The research activity is integrated with an experimental technology component closely related to the scientific issues addressed. The UOS of Capo Granitola, in particular, makes investigations on the marine environment with a strong interdisciplinary approach, carrying out research aimed at the knowledge in terms of physical, biological, chemical, geological and ecological point of view. UOS of Capo Granitola’s laboratories were born to meet the need of creating an oceanographic research house in an interdisciplinary perspective. Therefore, competences based on the four fundamental scientific roots of Physics, Biology, Chemistry and Geology are merged into them (UOS). The last three scientific "souls" of the structure, in turn, are blended together in certain aspects, giving rise to a Bio-Geo-Chemistry soul, susceptible to represent the main response to the need for qualitative and quantitative compositional characterization of an ecosystem.
Source: IFI (Internationalization of the Sicilian ichthyic supply chain)
Villa ‘De Marchi’ (Verbania-Pallanza)
The Verbania section of Institute of Ecosystem Study (CNR-ISE), is the continuation of the formerly Italian Institute for Hydrobiology, founded in 1938, to study the biology of freshwater organisms, the physics and the chemistry of inland waters. The Institute is based in a wonderful 19th century villa directly on the waterfront of Verbania-Pallanza, that was donated to the State by Dr. Marco de Marchi (a well known naturalist from Milan), and the Institute named in his honour.
A number of world famous researchers directed the Institute in this 75 years: during the war Edgardo Baldi, was able to keep the Institute active not only ensuring funds, but also inviting and hiding researchers that because of their political ideas were in danger in their own places. A number of outstanding studies in microbiology, in genetics, and in very early microbial ecology were performed during or just after the war: Luigi Luca Cavalli-Sforza and his brilliant teacher Adriano Buzzati Traverso were able to obtain impressive results on the study of bacterial recombination, and by using E. coli to come to a early mathematical model of the crossing-over.
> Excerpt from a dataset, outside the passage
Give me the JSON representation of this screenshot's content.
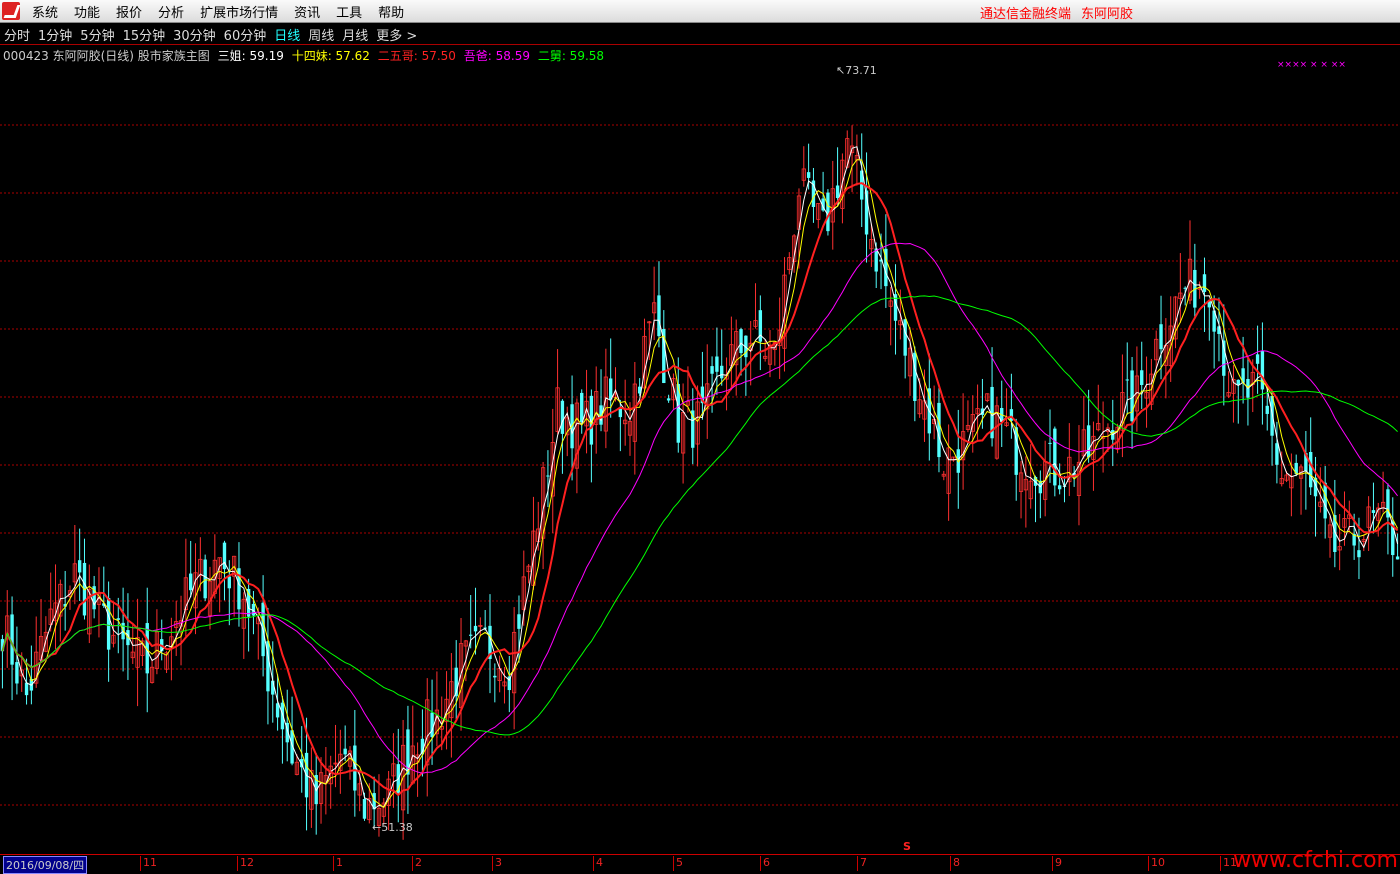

Vittorio and Livia Pirocchi Tonolli, who directed the Institute after the war, up to the ‘70s, were science philanthropists, investing a lot of their own funds in supporting the research at the Institute.
Nowadays about 40 people, including researchers, technical and administrative staff, are dealing with studies on basic and applied research in freshwater ecology and limnology, working on unsolved problems from antrophization to climate change, from ecological theory to studies on atmospheric depositions.
Source: Cnr-ISE Verbania
Brochure "Storia della sede di Pallanza"
Thalossographic Institute “A.Cerutti”
The Thalossographic Institute “A.Cerutti” is the operative unit in Taranto of the Institute for Coastal Marine Environment of the National Research Council (IAMC-CNR).
Its most representative research areas are: marine biology, marine ecology, marine chemistry, oceanography, microbial ecology.